9. The subframe assembly of claim 1, wherein the ancillary device is disposed fully within the void.

10. A vehicle comprising:

a suspension subframe defining a void; and

at least one ancillary device disposed at least partially within the void.

11. The vehicle of claim 10, further comprising a passenger compartment floor panel above the suspension subframe, the floor panel having at least one opening configured to allow access to the ancillary device.

12. The vehicle of claim 10, further comprising at least one air deflector configured to direct air flow towards the ancillary device.

13. The vehicle of claim 12, wherein the air deflector is configured to direct air from a passenger compartment of the vehicle.

14. The vehicle according of claim 12, further comprising a heat exchange system configured to transfer heat to and/or from the ancillary device.

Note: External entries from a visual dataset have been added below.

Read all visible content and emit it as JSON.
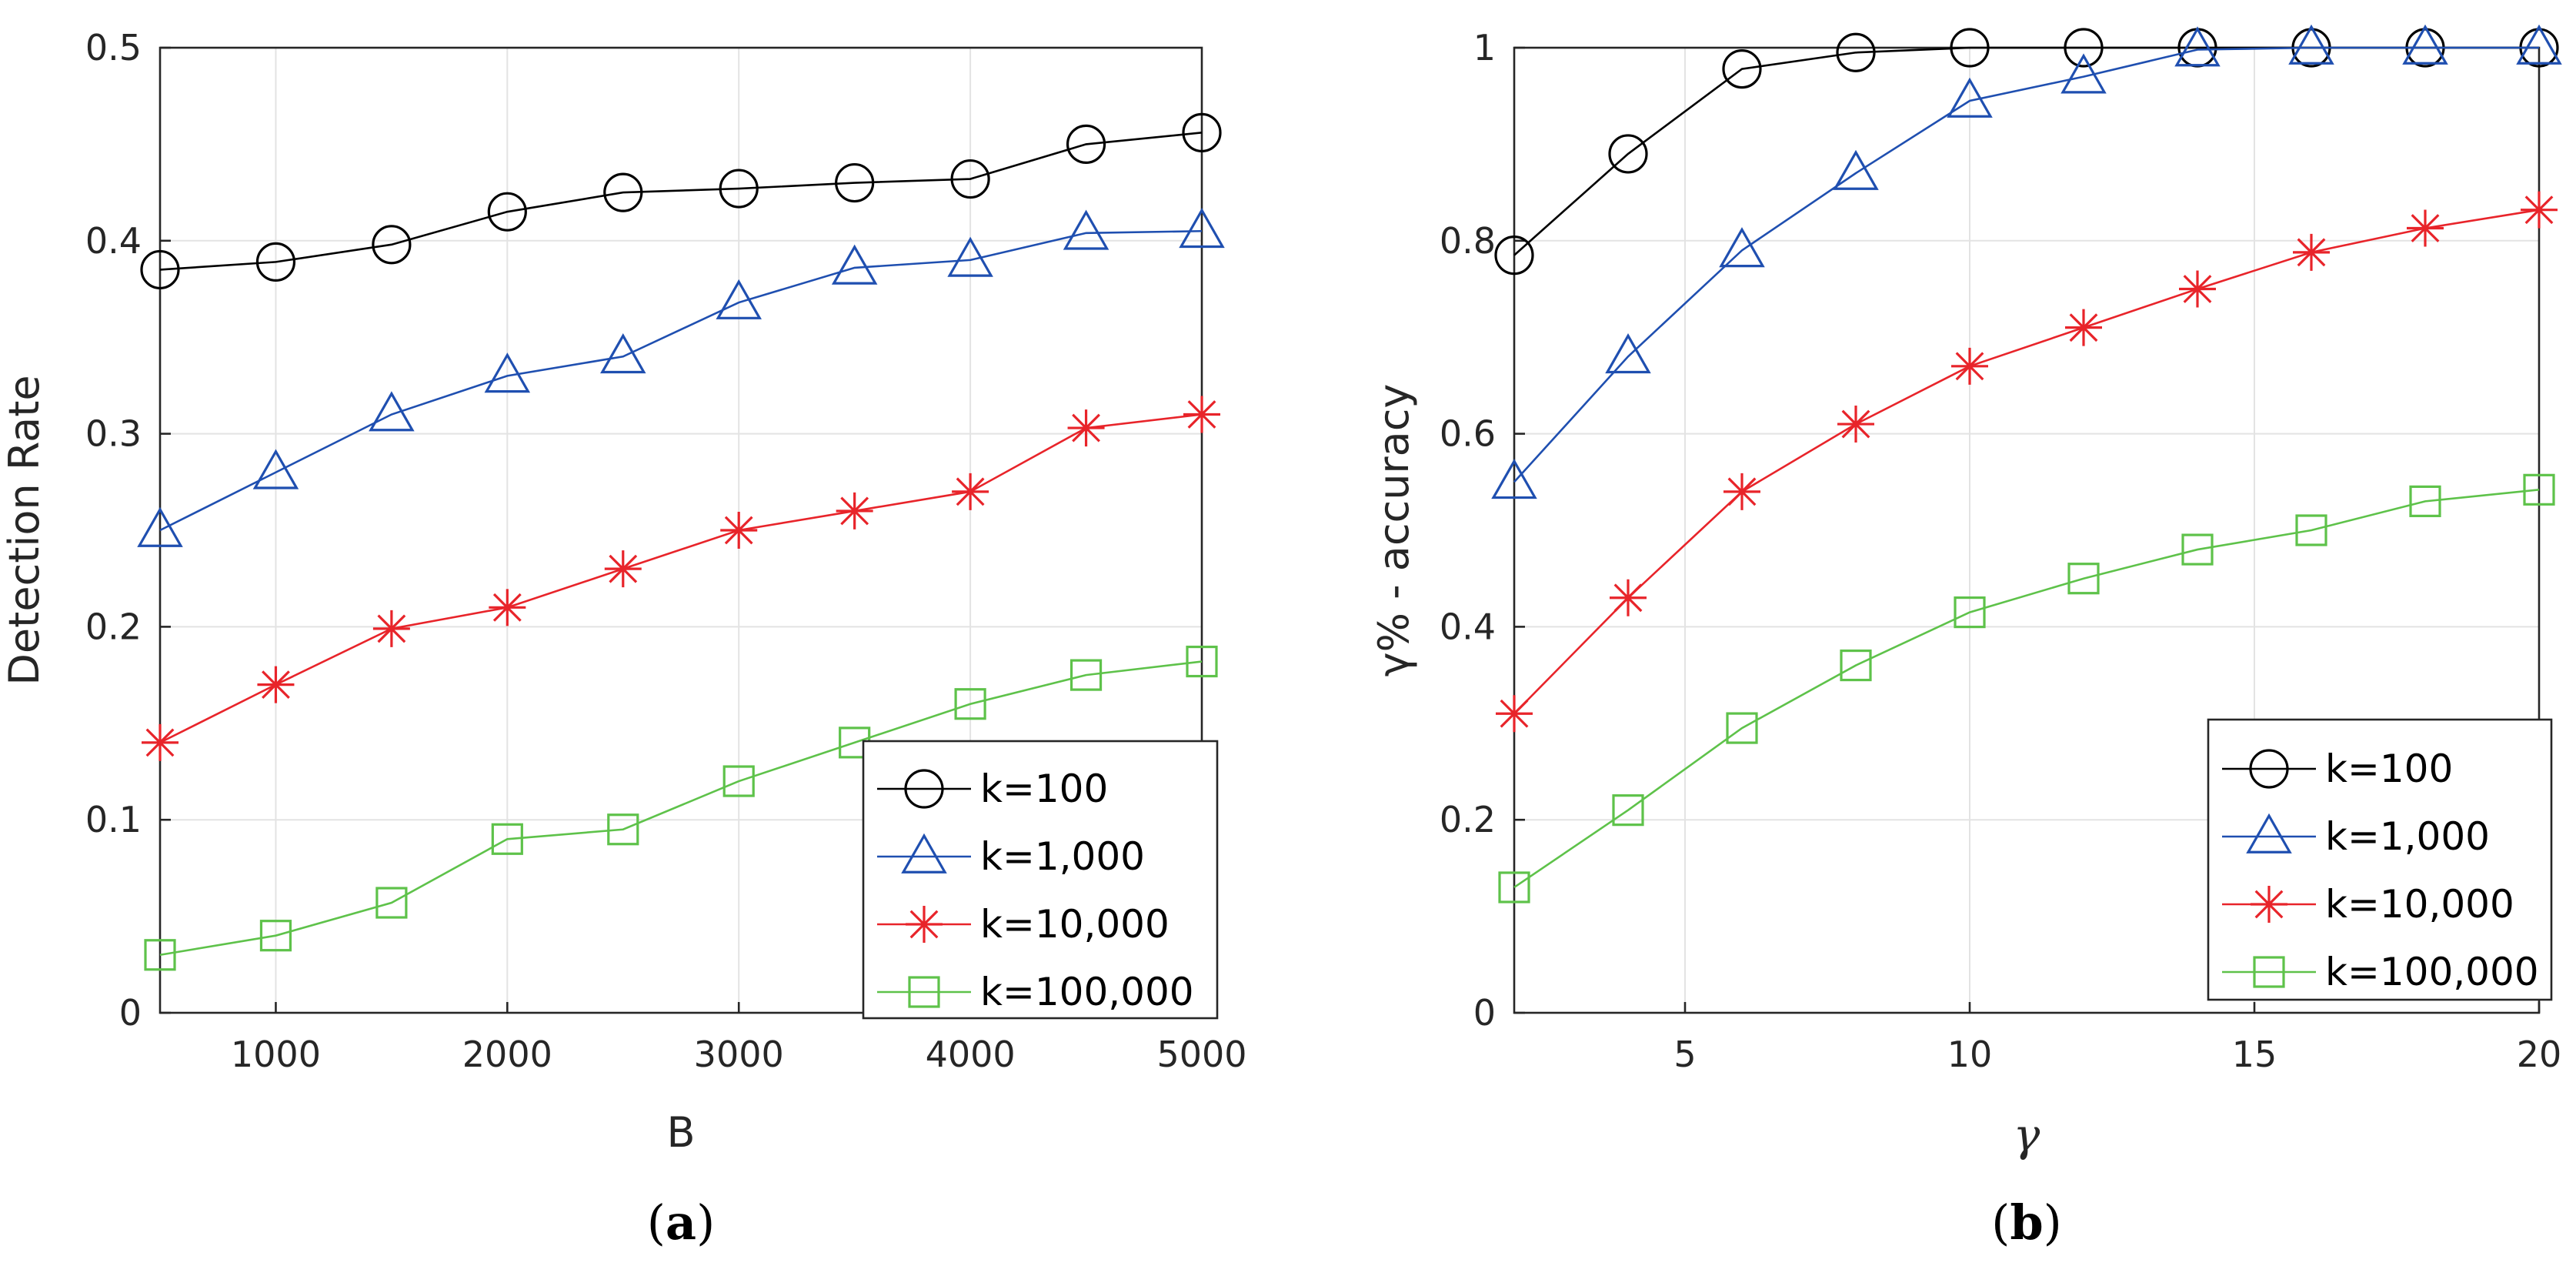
{
  "chart_data": [
    {
      "type": "line",
      "caption_open": "(",
      "caption_letter": "a",
      "caption_close": ")",
      "title": "",
      "xlabel": "B",
      "ylabel": "Detection Rate",
      "xlim": [
        500,
        5000
      ],
      "ylim": [
        0,
        0.5
      ],
      "xticks": [
        1000,
        2000,
        3000,
        4000,
        5000
      ],
      "xtick_labels": [
        "1000",
        "2000",
        "3000",
        "4000",
        "5000"
      ],
      "yticks": [
        0,
        0.1,
        0.2,
        0.3,
        0.4,
        0.5
      ],
      "ytick_labels": [
        "0",
        "0.1",
        "0.2",
        "0.3",
        "0.4",
        "0.5"
      ],
      "grid": true,
      "legend_position": "bottom-right",
      "x": [
        500,
        1000,
        1500,
        2000,
        2500,
        3000,
        3500,
        4000,
        4500,
        5000
      ],
      "series": [
        {
          "name": "k=100",
          "marker": "circle",
          "color": "#000000",
          "values": [
            0.385,
            0.389,
            0.398,
            0.415,
            0.425,
            0.427,
            0.43,
            0.432,
            0.45,
            0.456
          ]
        },
        {
          "name": "k=1,000",
          "marker": "triangle",
          "color": "#1f4fb0",
          "values": [
            0.25,
            0.28,
            0.31,
            0.33,
            0.34,
            0.368,
            0.386,
            0.39,
            0.404,
            0.405
          ]
        },
        {
          "name": "k=10,000",
          "marker": "star",
          "color": "#e8242a",
          "values": [
            0.14,
            0.17,
            0.199,
            0.21,
            0.23,
            0.25,
            0.26,
            0.27,
            0.303,
            0.31
          ]
        },
        {
          "name": "k=100,000",
          "marker": "square",
          "color": "#5ec24a",
          "values": [
            0.03,
            0.04,
            0.057,
            0.09,
            0.095,
            0.12,
            0.14,
            0.16,
            0.175,
            0.182
          ]
        }
      ]
    },
    {
      "type": "line",
      "caption_open": "(",
      "caption_letter": "b",
      "caption_close": ")",
      "title": "",
      "xlabel": "γ",
      "ylabel": "γ% - accuracy",
      "xlim": [
        2,
        20
      ],
      "ylim": [
        0,
        1
      ],
      "xticks": [
        5,
        10,
        15,
        20
      ],
      "xtick_labels": [
        "5",
        "10",
        "15",
        "20"
      ],
      "yticks": [
        0,
        0.2,
        0.4,
        0.6,
        0.8,
        1
      ],
      "ytick_labels": [
        "0",
        "0.2",
        "0.4",
        "0.6",
        "0.8",
        "1"
      ],
      "grid": true,
      "legend_position": "bottom-right",
      "x": [
        2,
        4,
        6,
        8,
        10,
        12,
        14,
        16,
        18,
        20
      ],
      "series": [
        {
          "name": "k=100",
          "marker": "circle",
          "color": "#000000",
          "values": [
            0.785,
            0.89,
            0.978,
            0.995,
            1.0,
            1.0,
            1.0,
            1.0,
            1.0,
            1.0
          ]
        },
        {
          "name": "k=1,000",
          "marker": "triangle",
          "color": "#1f4fb0",
          "values": [
            0.55,
            0.68,
            0.79,
            0.87,
            0.945,
            0.97,
            0.998,
            1.0,
            1.0,
            1.0
          ]
        },
        {
          "name": "k=10,000",
          "marker": "star",
          "color": "#e8242a",
          "values": [
            0.31,
            0.43,
            0.54,
            0.61,
            0.67,
            0.71,
            0.75,
            0.788,
            0.813,
            0.832
          ]
        },
        {
          "name": "k=100,000",
          "marker": "square",
          "color": "#5ec24a",
          "values": [
            0.13,
            0.21,
            0.295,
            0.36,
            0.415,
            0.45,
            0.48,
            0.5,
            0.53,
            0.542
          ]
        }
      ]
    }
  ]
}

15. The vehicle according to claim 14, wherein the heat exchange system is configured to provide a heat transfer fluid from a heat source of the vehicle to heat the ancillary device.

16. The vehicle according to claim 15, wherein the heat source is at least one of an engine, a gearbox and an electric component of the vehicle.

17. The vehicle according to claim 14, wherein the heat exchange system is configured to provide a heat transfer fluid from a compressor of the vehicle to remove heat from the ancillary device.